The Giallo Trilogy is series of role-playing game scenarios inspired by Italian thrillers of the 1960s and 1970s. These can be played either as true gialli or, alternatively, as supernatural stories. Even though some gialli feature strange phenomena, especially in Dario Argento’s filmography, they dismiss otherworldly creatures. Since Postmortem Studios’ trilogy was adapted to a game called Actual Fucking Monsters it would have been kind of strange if no occult entity would make an appearance. Nevertheless, monsters were made less conspicuous than they are on most horror role-playing game scenarios and optional to use, so these could stay true to the movie genre.
There’s a lot to mine here, and I think that was really the point. This isn’t meant to be a linear adventure to drag players through, from inciting incident to climactic finale. This is a stage for your players to explore, allowing the story to form around them.
Matthew J. Constantine’s Blog
The most “giallish” of the three Postmortem Giallo scenarios, Orpheum Lofts can be played as a straight J&B sponsored Italian thriller or, for a more intense psychological horror atmosphere, using Roman Polanski’s Apartment Trilogy [Repulsion (1965), Rosemary’s Baby (1968), and The Tenant (1976)] as inspiration. If you would rather go for a supernatural approach, don’t worry: one of the main influences for the Lofts is Dario Argento’s Inferno (1980). By default it takes place in mid-1980s in a old decaying – once luxurious – apartment building inhabited by a full cast of strange characters. It includes stats for Actual Fucking Monsters, but can be easily adapted to any system. There’s a tie-in one shot scenario for Orpheum Lofts, Her Hear Was a Locked Room and Nobody Had the Key, which you can download here.

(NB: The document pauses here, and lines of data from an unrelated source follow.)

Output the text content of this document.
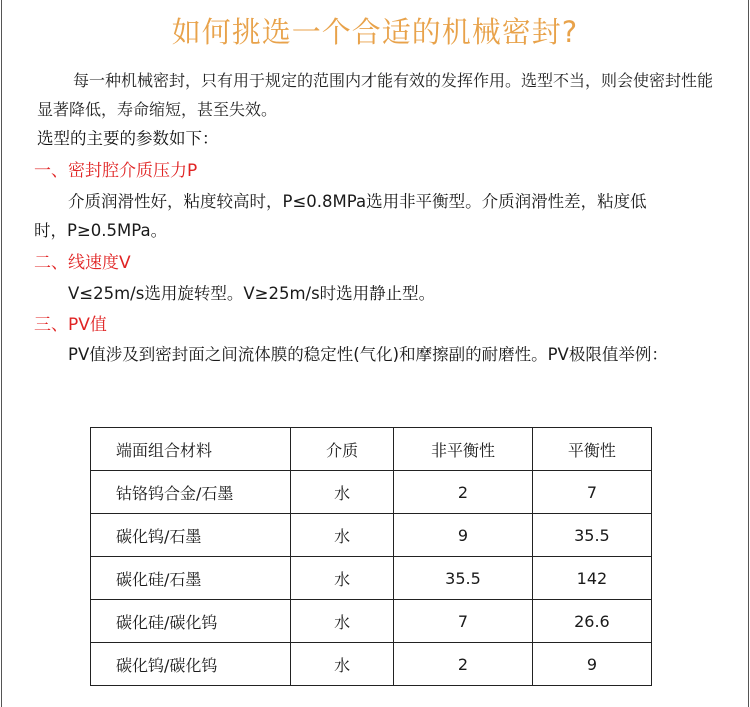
如何挑选一个合适的机械密封?

每一种机械密封，只有用于规定的范围内才能有效的发挥作用。选型不当，则会使密封性能显著降低，寿命缩短，甚至失效。

选型的主要的参数如下：
一、密封腔介质压力P
介质润滑性好，粘度较高时，P≤0.8MPa选用非平衡型。介质润滑性差，粘度低时，P≥0.5MPa。
二、线速度V
V≤25m/s选用旋转型。V≥25m/s时选用静止型。
三、PV值
PV值涉及到密封面之间流体膜的稳定性(气化)和摩擦副的耐磨性。PV极限值举例：
端面组合材料	介质	非平衡性	平衡性
钴铬钨合金/石墨	水	2	7
碳化钨/石墨	水	9	35.5
碳化硅/石墨	水	35.5	142
碳化硅/碳化钨	水	7	26.6
碳化钨/碳化钨	水	2	9
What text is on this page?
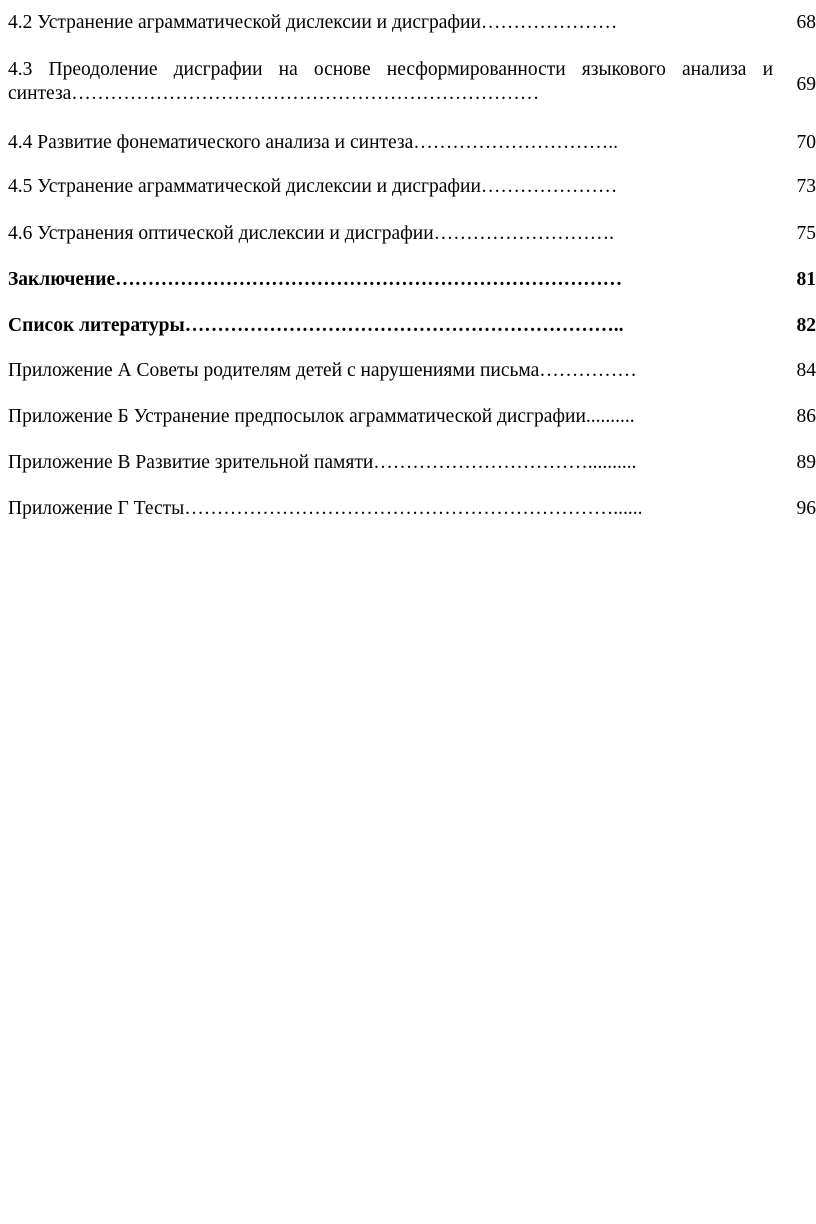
4.2 Устранение аграмматической дислексии и дисграфии…………………	68
4.3 Преодоление дисграфии на основе несформированности языкового анализа и синтеза………………………………………………………………	69
4.4 Развитие фонематического анализа и синтеза…………………………..	70
4.5 Устранение аграмматической дислексии и дисграфии…………………	73
4.6 Устранения оптической дислексии и дисграфии……………………….	75
Заключение……………………………………………………………………	81
Список литературы…………………………………………………………..	82
Приложение А Советы родителям детей с нарушениями письма……………	84
Приложение Б Устранение предпосылок аграмматической дисграфии..........	86
Приложение В Развитие зрительной памяти……………………………..........	89
Приложение Г Тесты…………………………………………………………......	96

“There are so many hooks, adventure seeds, background information, biographies and agendas concerning all the non-player characters there (…). It’s an awesome scenario like the others, very sophisticated in its approach.“
Abraham Zetina, Talking About Games
The Memorial is a contemporary horror scenario partly inspired by giallo movies, and partly influenced by Lars Von Trier’s cult TV series Riget (1994), Milos Forman’s One Flew over the Cuckoo’s Nest (1975) and The Killer Nun (1979), an Italian “video nasty” classic starring Anita Eckberg and Alida Valli. There’s certainly some Green Wing, ER, House M.D. and Scrubs in it, but preferably not that much, as it is meant to be horror after all. It is set in the early 1990s and it has several connections to the previous scenario (Orpheum Lofts), which means they can be played sequentially.
“To be honest the three “giallo” scenarios are vile, and this one in particular.”
James T, verified purchaser DrivethruRPG
“If you buy a ticket to an R-rated movie, and you walk in and you clutch your pearls at the horrible content you’re being bombarded with, it’s your damn fault. Grow up, you bought the ticket!”
Heathendog, Legion of Myth
In the last module, The Sisters of the Seven Sins, set in Portugal in the late 1970s, players may take the role of nuns, Vatican authorities sent to investigate reports of demoniacal manifestations, reporters exploring the story behind an atypical catholic sisterhood or even criminals, working on a devious plan to restore a sinister painting to the convent where it originally belonged. There are no connections to the previous scenarios, except for commons influences such as gialli and exploitation film.
The Giallo Companion includes:
– An introduction on the giallo genre in movies and role-playing games.
– Rules for running giallo scenarios using the *Punk game mechanics (adds optional rules for fear and sanity, advantages and disadvantages and expanded critical hits inspired by James ‘Grim’ Desborough’s Blood!).
– The one-shot scenario Her Heart Was a Locked Room and Nobody had the Key (previously available as a blog post).
– Floorplans for the Orpheum Lofts building.
– A cover by Jonathan Torres, aka The Basic Expert.